Quella del lupo è ormai da anni una presenza stabile in Veneto e le ricerche portate avanti da Berzi stanno permettendo di indagare il ruolo di questo mammifero sull’ecosistema alpino, studiando la relazione tra prede e predatore, confermando il fatto che il lupo è in grado di fare un’ottima selezione dei capi predati, scegliendo ad esempio ungulati selvatici malati o anziani. “Tuttavia, se consideriamo anche l’uomo e le sue attività rurali come componente dell’ecosistema montano, non possiamo non rilevare una forte conflittualità legata al fatto che le attività pastorali si sono evolute negli ultimi decenni senza incorporare la presenza di questo abile predatore, quindi senza presidi e strategie di prevenzione”, chiarisce il tecnico.

Essendo un animale che si colloca ai vertici della catena alimentare, il lupo ha un’importanza strategica nella regolazione dell’equilibrio ecologico ma il suo ritorno in Veneto sta destando paura e inquietudini tra gli abitanti delle zone montane, spesso dovute a informazioni poco corrette e purtroppo strumentalizzate. “Il timore è sicuramente comprensibile -spiega ancora Duccio Berzi- sia per la scarsa conoscenza di questo nuovo ‘coinquilino’, sia per il fatto che alcuni timori non sono correlati a una valutazione statistica del rischio, ma si basano puramente sull’emotività.

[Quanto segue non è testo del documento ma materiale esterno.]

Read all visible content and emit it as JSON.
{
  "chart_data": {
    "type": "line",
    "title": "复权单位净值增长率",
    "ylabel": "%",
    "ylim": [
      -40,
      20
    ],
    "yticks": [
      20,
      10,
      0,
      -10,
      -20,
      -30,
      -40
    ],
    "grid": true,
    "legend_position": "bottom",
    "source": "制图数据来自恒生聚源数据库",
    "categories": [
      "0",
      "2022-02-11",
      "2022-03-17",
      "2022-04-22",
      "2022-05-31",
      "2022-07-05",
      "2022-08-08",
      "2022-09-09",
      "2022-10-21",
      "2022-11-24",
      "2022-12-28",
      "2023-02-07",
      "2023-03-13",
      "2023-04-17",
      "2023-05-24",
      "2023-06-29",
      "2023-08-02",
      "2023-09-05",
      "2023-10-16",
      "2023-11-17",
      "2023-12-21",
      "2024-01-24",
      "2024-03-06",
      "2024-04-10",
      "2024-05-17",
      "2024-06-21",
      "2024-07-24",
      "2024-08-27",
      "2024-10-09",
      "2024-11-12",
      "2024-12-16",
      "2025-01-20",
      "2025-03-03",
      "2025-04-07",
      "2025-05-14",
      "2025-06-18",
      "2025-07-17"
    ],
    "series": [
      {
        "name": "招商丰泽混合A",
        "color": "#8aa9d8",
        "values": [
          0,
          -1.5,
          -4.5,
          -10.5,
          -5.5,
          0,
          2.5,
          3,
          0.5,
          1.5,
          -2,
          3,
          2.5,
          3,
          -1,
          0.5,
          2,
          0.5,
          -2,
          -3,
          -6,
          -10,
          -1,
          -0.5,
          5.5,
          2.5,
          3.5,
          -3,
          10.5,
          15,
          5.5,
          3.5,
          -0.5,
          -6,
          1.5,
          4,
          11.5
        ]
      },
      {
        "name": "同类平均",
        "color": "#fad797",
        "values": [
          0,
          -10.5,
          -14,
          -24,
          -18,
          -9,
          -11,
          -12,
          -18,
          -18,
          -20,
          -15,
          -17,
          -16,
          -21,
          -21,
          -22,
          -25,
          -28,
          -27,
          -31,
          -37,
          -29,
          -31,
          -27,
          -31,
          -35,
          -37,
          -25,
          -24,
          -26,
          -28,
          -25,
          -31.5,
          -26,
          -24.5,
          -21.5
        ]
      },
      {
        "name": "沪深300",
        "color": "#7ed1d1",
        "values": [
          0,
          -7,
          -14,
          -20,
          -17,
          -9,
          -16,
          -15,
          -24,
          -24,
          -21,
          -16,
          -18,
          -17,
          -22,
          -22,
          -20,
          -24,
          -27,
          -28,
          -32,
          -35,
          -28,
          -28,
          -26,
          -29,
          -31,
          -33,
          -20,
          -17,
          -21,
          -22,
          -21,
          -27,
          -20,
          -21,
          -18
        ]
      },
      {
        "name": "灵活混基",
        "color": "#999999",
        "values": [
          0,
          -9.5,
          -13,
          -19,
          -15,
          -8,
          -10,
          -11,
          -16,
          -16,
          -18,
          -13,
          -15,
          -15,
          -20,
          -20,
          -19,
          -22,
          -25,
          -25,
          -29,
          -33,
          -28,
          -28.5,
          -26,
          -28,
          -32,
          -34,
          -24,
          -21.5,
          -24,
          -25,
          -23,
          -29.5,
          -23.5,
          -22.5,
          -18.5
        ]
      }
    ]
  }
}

La probabilità di essere attaccati da un lupo è oggettivamente molto bassa, ma magari ci fa più paura camminare nel bosco che attraversare la strada con un intenso traffico, dove il pericolo è enormemente più alto. In gergo psicologico questo scherzo della mente si chiama sovraponderazione delle immagini vivide. È compito degli esperti, dei media e dei comunicatori cercare di riavvicinare la paura derivante dal rischio percepito al rischio reale. Mentre spetta alle amministrazioni decidere quali politiche mettere in atto per ricucire le tensioni sociali create e permettere da una parte la conservazione della specie e dall’altra il mantenimento delle attività zootecniche tradizionali, consapevoli del quadro nazionale di riferimento e dell’evoluzione della realtà socioeconomica della montagna”.